In testa c'è il Veneto, che guida le istanze di un nord che freme per riaccendere i motori. Preoccupano le molte attività che denunciano di non essere già più in grado di riaprire. Il governatore Luca Zaia annuncia di essere «pronto a far ripartire tutto anche prima del 18. Voglio proporre di poter aprire tutto, sempre seguendo le indicazioni sanitarie. Però pensare che il capro espiatorio di questa partita siano parrucchieri, estetisti o negozi, decisamente no. Altri colleghi la pensano come me». Quella del primo giugno indicata dal governo come data di riapertura per ristoranti, bar e parrucchieri, aggiunge, «è assolutamente inopportuna. Il quadro sanitario ed epidemiologico è del tutto cambiato rispetto a 15 giorni fa. E ovviamente per apertura intendo anche delle spiagge e di tutto il prodotto turistico, non solo perché sono in ginocchio ma anche perché in spiaggia con regole minimali si può mantenere le distanze».

Ma prima di qualsiasi decisione il governo attende gli esiti del monitoraggio sulle prime due settimane del Paese fuori dal lockdown. È sulla base di quei dati che il comitato tecnico scientifico e l'esecutivo decideranno come proseguire con le ripartenze, differenziando tra regioni e regioni a seconda dei parametri. Tanto che l'ha ribadito in video conferenza il ministro degli Affari regionali Francesco Boccia: solo dall'11 maggio ci sarà un'analisi dei dati del ministero della Salute. Dunque, è un no.

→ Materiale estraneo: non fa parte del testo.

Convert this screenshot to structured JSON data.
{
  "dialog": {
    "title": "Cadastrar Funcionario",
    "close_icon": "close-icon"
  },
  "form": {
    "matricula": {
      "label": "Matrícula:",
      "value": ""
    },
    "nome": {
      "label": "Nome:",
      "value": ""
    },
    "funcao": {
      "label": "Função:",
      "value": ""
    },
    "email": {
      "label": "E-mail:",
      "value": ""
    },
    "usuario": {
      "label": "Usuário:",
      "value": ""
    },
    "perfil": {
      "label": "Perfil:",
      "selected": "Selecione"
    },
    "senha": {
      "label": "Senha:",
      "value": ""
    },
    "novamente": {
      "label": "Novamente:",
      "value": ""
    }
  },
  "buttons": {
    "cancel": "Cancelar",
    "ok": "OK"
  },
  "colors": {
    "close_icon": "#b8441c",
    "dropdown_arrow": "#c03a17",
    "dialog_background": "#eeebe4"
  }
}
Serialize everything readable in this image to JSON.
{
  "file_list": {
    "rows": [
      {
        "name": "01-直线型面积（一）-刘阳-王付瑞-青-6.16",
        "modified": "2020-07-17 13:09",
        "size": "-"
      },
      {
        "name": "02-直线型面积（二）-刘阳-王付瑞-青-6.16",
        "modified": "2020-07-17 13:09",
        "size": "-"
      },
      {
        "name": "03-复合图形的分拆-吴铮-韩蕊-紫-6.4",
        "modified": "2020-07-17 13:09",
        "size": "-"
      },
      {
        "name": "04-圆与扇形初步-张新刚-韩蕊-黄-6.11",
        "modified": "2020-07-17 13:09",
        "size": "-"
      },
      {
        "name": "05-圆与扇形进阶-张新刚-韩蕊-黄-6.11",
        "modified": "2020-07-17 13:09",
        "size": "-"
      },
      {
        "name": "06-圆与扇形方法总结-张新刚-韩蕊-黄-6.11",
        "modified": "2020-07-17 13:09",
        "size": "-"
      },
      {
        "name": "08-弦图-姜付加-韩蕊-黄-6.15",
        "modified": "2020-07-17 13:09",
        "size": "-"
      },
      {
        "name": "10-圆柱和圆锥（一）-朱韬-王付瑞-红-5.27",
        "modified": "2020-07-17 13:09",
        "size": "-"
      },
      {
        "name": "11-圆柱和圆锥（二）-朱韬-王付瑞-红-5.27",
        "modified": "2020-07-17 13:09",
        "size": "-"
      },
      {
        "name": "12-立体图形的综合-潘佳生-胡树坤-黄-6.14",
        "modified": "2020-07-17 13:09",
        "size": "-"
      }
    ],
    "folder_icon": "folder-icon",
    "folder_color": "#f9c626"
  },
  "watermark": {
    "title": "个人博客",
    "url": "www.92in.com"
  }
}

Ma sarà troppo tardi per il governatore del Friuli Venezia, Giulia Massimiliano Fedriga: «Trovo personalmente molto difficile giustificare la scelta del governo di permettere l'apertura a aziende con tremila dipendenti e imporre la chiusura a un negozio di borsette. Così - dice - si va a infierire su categorie piccole e piccolissime che chiedono di aprire bottega per mantenere la famiglia». La Toscana chiede che dall'11 riaprano almeno i negozi di vicinato. Il Piemonte fa notare che «l'Italia ha aree con situazioni diverse», e che ogni scelta dovrà essere calibrata «sull'andamento del contagio».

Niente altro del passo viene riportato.